C'est ainsi que s'écoulèrent dix-huit années, dans la douce quiétude des murs de pierre du couvent, entre les prières, l'étude accrue des peuples voisins, et l'apprentissage du maniement du bâton - mais cela, les sœurs ne le surent jamais. Clélia, bien que pieuse, était caractérisée par un pragmatisme étonnant, et elle ne pouvait se résoudre à glorifier le seigneur devant un autel. En tous les cas, pas toute sa vie. Répandre la Parole à travers la Cornouailles, et même au-delà, là était son but.
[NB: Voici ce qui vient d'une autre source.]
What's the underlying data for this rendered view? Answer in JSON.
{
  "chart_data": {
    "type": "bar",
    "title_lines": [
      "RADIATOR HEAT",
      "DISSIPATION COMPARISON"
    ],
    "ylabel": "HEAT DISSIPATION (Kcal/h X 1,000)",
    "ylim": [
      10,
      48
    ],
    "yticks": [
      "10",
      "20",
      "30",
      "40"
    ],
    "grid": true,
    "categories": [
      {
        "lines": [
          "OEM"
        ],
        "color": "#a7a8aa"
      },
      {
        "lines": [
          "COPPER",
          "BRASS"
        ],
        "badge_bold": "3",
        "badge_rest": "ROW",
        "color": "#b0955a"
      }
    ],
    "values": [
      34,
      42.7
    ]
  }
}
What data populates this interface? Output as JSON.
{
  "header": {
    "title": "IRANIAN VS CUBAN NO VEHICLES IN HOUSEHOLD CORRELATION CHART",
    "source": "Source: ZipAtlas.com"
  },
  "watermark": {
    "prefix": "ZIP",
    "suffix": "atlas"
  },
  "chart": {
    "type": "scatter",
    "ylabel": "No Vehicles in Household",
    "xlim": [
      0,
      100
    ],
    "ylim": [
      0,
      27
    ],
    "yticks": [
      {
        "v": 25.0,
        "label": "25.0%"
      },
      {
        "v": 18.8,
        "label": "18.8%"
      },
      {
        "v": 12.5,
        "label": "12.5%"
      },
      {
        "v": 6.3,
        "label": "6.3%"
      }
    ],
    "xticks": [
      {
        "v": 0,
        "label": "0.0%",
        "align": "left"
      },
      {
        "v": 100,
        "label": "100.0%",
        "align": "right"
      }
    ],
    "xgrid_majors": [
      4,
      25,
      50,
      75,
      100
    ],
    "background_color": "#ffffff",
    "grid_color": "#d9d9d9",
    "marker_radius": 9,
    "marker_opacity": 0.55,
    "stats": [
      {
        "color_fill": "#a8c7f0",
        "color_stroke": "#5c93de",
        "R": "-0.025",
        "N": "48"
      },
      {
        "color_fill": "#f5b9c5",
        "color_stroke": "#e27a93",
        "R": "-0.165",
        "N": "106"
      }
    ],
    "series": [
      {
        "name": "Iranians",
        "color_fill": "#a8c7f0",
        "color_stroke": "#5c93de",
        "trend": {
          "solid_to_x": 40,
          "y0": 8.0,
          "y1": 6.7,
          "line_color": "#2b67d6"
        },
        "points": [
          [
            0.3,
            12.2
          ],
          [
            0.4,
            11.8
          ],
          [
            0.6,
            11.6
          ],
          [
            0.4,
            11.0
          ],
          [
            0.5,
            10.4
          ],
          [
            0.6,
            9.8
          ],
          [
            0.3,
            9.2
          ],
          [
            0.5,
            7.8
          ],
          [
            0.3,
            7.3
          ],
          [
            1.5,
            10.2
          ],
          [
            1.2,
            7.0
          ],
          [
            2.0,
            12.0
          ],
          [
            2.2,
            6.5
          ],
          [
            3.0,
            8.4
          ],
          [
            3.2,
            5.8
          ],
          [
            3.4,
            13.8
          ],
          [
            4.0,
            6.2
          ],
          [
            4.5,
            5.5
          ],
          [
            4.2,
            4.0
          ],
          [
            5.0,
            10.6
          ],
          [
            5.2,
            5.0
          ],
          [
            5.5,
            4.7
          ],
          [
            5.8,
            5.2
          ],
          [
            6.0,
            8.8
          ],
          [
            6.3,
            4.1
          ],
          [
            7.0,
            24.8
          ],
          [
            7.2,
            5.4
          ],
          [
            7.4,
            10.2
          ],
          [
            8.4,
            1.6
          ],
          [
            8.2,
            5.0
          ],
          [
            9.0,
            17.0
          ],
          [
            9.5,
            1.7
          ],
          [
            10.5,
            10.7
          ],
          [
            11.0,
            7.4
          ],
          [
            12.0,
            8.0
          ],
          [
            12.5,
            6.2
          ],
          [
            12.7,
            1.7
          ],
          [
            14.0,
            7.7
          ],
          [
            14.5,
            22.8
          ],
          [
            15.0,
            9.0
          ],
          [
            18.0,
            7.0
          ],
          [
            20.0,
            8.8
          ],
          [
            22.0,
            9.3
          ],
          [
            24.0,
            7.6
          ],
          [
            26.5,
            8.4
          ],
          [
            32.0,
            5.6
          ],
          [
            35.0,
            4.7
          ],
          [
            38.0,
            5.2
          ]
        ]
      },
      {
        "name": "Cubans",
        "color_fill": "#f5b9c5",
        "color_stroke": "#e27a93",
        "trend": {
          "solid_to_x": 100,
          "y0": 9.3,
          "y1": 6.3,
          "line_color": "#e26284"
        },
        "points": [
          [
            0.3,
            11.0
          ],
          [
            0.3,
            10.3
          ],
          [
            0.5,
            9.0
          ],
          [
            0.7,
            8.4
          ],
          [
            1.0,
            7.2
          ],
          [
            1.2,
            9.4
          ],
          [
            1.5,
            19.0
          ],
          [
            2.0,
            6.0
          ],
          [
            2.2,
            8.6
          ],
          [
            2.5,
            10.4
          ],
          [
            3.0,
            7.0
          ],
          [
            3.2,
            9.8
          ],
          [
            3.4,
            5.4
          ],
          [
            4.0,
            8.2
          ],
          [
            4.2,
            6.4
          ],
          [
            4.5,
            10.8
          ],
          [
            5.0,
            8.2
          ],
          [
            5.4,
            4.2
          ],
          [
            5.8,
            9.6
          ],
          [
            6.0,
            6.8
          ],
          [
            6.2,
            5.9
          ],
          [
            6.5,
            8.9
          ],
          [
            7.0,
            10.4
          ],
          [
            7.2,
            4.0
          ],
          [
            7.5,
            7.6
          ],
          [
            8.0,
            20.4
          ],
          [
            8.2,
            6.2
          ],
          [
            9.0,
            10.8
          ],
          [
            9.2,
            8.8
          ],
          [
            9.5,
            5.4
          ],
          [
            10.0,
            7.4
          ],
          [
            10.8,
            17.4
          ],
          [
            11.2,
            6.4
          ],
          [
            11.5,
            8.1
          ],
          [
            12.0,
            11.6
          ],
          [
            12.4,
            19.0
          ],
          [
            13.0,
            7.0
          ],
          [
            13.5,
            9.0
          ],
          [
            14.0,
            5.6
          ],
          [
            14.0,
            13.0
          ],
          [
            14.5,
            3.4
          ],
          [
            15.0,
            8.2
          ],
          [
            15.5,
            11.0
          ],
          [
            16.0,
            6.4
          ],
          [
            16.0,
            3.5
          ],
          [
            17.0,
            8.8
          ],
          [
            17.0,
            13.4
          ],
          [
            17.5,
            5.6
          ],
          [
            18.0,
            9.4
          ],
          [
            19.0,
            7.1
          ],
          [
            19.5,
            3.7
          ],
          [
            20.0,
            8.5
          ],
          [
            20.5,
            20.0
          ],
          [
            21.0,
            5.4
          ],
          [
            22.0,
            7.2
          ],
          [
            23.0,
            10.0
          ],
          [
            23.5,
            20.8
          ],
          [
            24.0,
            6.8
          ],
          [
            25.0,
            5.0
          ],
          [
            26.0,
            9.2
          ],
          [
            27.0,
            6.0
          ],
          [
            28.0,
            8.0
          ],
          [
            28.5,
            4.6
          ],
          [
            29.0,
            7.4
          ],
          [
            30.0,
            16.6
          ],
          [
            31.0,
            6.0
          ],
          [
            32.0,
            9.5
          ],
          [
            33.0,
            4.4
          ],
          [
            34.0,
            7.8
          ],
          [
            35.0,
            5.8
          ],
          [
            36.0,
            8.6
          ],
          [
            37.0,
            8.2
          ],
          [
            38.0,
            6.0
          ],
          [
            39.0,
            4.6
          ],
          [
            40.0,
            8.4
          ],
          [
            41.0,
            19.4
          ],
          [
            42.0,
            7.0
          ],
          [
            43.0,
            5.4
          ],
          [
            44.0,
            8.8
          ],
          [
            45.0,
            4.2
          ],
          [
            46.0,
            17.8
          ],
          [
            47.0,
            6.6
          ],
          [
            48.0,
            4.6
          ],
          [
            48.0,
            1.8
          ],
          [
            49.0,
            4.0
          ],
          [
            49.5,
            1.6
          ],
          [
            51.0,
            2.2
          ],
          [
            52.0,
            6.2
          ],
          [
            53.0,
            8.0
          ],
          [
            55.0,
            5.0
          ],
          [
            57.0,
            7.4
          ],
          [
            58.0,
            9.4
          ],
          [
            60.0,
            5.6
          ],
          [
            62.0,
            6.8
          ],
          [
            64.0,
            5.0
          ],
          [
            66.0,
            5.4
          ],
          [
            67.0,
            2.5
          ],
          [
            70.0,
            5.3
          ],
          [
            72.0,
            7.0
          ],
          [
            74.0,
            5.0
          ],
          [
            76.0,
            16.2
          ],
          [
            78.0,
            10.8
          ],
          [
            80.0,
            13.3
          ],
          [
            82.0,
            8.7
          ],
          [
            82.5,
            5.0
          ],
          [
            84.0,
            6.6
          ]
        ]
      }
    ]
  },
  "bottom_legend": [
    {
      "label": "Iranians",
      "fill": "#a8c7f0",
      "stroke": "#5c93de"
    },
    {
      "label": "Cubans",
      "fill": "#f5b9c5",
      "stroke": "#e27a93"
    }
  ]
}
Vous comprenez maintenant le pourquoi de sa venue ici ?

 

« J'pense ben, l'barde. C'tait une ben belle histouère, rare comme pas deux ! Mais j'devions vous laisser, y'a la Marie qu'attend pouère le souper… »

 

« A votre guise, à votre guise…alors à la revoyure, l'ami… »

 

Je voyais déjà Clélia revenir vers moi, pourvue d'une veste de cuir capitonnée laissée par les officiers de la Milice de Dieu. Et c'est le lendemain que je la laissais à sa destinée, et elle à la mienne, car nous nous sommes séparés au détour d'un chemin, alors qu'elle se rendait à Fort Prydwen. C'est la dernière fois que je l'ai vue…

 

Épilogue

 

 

(Clélia remporta un franc succès sur les champs de bataille, et elle fut vite remarquée par Sire Leodegrance de Caméliard, chevalier d’Albion. Ce dernier la convainquit de rejoindre l’Ordre de la Flamme, le plus fameux regroupement des guerriers de Dieu sur terre. Sous le commandement éclairé d’Uyness de Waverly, paladin du temple de Camelot, Clélia se battit en Angleterre, en Ecosse, et même au-delà. C’est d’ailleurs en mission que la jeune femme disparut : envoyée sur les terres scandinaves pour étudier les mœurs des barbares et les évangéliser, elle fit une rencontre contrariée avec une bande de trolls de la forêt de Myrk. Elle fut longtemps pleurée par ses compagnons de l’Ordre.)